NASA spent two and a half years and some $200 million to reduce the amount of large foam debris during shuttle launches, but was surprised when an onboard camera caught a one-pound chunk fall from a protective ramp thought to be safe.

The cracks on ET-120 were found on the same ramp - known as a Protuberance Air Load (PAL) ramp - designed to protect fuel length cabling from the aerodynamic pressures of launch.

Hale said that while initial shuttle fuel tanks designed in the late 1970s required PAL ramps, newer containers have been improved and strengthened over time.
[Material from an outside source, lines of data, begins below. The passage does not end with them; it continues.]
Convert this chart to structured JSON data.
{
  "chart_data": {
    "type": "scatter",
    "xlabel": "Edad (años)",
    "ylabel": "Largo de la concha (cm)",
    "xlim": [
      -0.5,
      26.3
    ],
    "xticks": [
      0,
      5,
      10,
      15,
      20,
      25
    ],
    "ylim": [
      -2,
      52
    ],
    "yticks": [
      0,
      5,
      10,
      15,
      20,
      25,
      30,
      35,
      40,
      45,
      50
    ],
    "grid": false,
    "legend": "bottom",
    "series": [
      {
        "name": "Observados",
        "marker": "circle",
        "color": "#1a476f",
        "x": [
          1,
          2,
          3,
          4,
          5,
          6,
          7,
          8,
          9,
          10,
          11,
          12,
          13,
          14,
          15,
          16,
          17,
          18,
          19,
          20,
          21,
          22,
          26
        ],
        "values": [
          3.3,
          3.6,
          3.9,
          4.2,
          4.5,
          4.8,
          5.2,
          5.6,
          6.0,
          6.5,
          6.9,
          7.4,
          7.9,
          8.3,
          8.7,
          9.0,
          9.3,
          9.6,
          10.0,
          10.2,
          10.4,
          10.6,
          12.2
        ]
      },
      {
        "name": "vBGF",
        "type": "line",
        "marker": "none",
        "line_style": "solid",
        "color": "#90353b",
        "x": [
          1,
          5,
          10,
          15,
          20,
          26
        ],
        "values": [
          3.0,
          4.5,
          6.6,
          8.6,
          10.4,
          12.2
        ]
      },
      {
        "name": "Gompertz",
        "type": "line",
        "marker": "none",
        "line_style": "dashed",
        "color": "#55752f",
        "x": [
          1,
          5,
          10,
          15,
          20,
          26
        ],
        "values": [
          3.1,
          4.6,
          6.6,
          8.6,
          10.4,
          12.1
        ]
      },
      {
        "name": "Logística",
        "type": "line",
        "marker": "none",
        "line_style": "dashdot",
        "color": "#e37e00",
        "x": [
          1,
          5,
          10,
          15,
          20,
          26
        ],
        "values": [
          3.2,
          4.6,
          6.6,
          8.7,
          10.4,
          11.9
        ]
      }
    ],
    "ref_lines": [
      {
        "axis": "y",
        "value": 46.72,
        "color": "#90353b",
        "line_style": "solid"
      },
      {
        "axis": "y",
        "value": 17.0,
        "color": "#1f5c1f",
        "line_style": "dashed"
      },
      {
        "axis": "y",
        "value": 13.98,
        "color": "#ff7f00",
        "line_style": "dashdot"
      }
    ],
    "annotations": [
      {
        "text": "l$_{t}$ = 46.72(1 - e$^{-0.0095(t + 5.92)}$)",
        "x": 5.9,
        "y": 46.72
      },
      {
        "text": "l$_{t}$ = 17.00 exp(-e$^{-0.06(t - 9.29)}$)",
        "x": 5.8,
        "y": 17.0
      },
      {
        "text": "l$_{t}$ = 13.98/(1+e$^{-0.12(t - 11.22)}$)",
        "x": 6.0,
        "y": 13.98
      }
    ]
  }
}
Plans are underway to streamline foam applications on the PAL ramp - which consists of 22 pounds of insulation foam - as well as strip it from future tanks altogether, he added.

"It is possible that we may get there for the first flight," Hale said, referring to STS-121. "It is more likely that it may take us until the fall to complete that work."

Orbiter work

While engineers continue their work on shuttle fuel tanks, other workers are preparing the orbiters themselves for flight.

Steve Poulos, head of NASA's orbiter project office, said that engineers have determined that faulty stitching caused a nose-mounted thermal blanket to balloon outward during Discovery's STS-114 flight.

"We've inspected 486 blankets on both Discovery and Atlantis," Poulos said, adding that 40 blankets will be replaced aboard Discovery and 60 on Atlantis."

Shuttle workers have also pored over Discovery's heat-resistant reinforced carbon carbon (RCC) panels that its nose and wing leading edges to determine which need replacement or repair.

Poulos added that new adhesion processes are also in hand to glue ceramic cloth gap fillers between the heat tiles that line a shuttle's underside.

During Discovery's STS-114 flight, orbital photographs showed two gap fillers jutting out of the orbiter's tile-lined belly, raising concern that they may lead to hotter reentry temperatures along the shuttle's aft. STS-114 astronaut Stephen Robinson plucked the offending gap fillers from Discovery's hull during the flight's third spacewalk.

"At the end of the day, we will have checked every gap filler on the vehicle," Poulos said.